Graphene can significantly improve the mechanical performance and durability of a bitumen composite. However, the underlying reinforcement mechanism of this enhancement is not yet clear. Here, we use molecular dynamics (MD) simulation to study the mechanisms of tensile fracture and shear fracture in a graphene-reinforced bitumen composite. Two representative volume elements were developed from a single-crystal graphene-reinforced bitumen composite: graphene in the parallel plane and orthogonal plane. The MD results show that graphene in the orthogonal plane is better able to support and transmit shear loads, as evidenced by a 33% higher shear strength than graphene in the parallel plane. Under tensile loading, the failure type of the base bitumen and the graphene in the parallel plane is cohesive; for the graphene in the orthogonal plane, the failure type is adhesive. The shear failure for graphene in the parallel plane is an adhesive failure, which typically occurs at the graphene–bitumen interface.
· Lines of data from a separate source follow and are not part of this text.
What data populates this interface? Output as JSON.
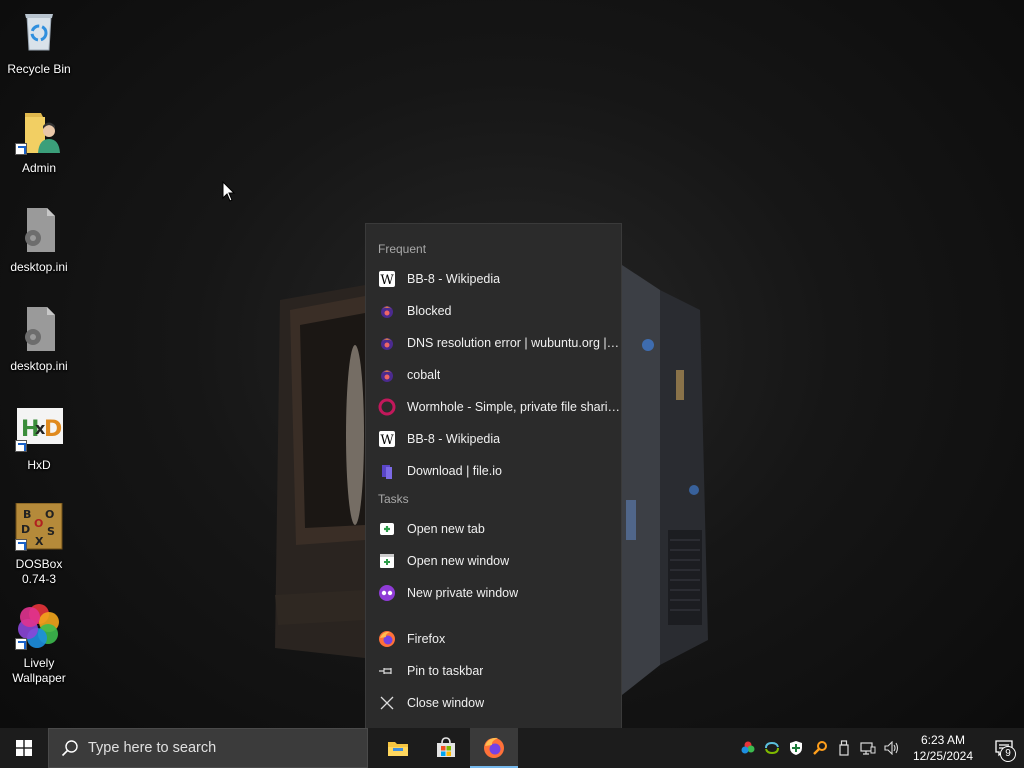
{
  "desktop": {
    "icons": [
      {
        "label": "Recycle Bin",
        "icon": "recycle-bin-icon"
      },
      {
        "label": "Admin",
        "icon": "user-folder-icon"
      },
      {
        "label": "desktop.ini",
        "icon": "settings-file-icon"
      },
      {
        "label": "desktop.ini",
        "icon": "settings-file-icon"
      },
      {
        "label": "HxD",
        "icon": "hxd-icon"
      },
      {
        "label": "DOSBox\n0.74-3",
        "icon": "dosbox-icon"
      },
      {
        "label": "Lively\nWallpaper",
        "icon": "lively-wallpaper-icon"
      }
    ]
  },
  "jumplist": {
    "frequent_header": "Frequent",
    "frequent": [
      {
        "label": "BB-8 - Wikipedia",
        "icon": "wikipedia-icon"
      },
      {
        "label": "Blocked",
        "icon": "firefox-private-icon"
      },
      {
        "label": "DNS resolution error | wubuntu.org | C...",
        "icon": "firefox-private-icon"
      },
      {
        "label": "cobalt",
        "icon": "firefox-private-icon"
      },
      {
        "label": "Wormhole - Simple, private file sharing",
        "icon": "wormhole-icon"
      },
      {
        "label": "BB-8 - Wikipedia",
        "icon": "wikipedia-icon"
      },
      {
        "label": "Download | file.io",
        "icon": "fileio-icon"
      }
    ],
    "tasks_header": "Tasks",
    "tasks": [
      {
        "label": "Open new tab",
        "icon": "new-tab-icon"
      },
      {
        "label": "Open new window",
        "icon": "new-window-icon"
      },
      {
        "label": "New private window",
        "icon": "private-window-icon"
      }
    ],
    "app": {
      "label": "Firefox",
      "icon": "firefox-icon"
    },
    "pin_label": "Pin to taskbar",
    "close_label": "Close window"
  },
  "taskbar": {
    "search_placeholder": "Type here to search",
    "apps": [
      "file-explorer-icon",
      "microsoft-store-icon",
      "firefox-icon"
    ],
    "clock_time": "6:23 AM",
    "clock_date": "12/25/2024",
    "notification_count": "9",
    "accent_color": "#76b9ed"
  }
}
The shear failure for graphene in the orthogonal plane and for base bitumen is likely to be a cohesive failure. The results of the pull-off test validated the results of the simulation, which indicated that the interlayer sliding of graphene and the fracture of the bitumen matrix are the failure modes of a graphene-reinforced bitumen composite under tensile loading. This study provides atomic-level insight into the mechanical reinforcement mechanism of graphene-reinforced bitumen, and can contribute to the future application of advanced carbon nanomaterials in transportation infrastructure.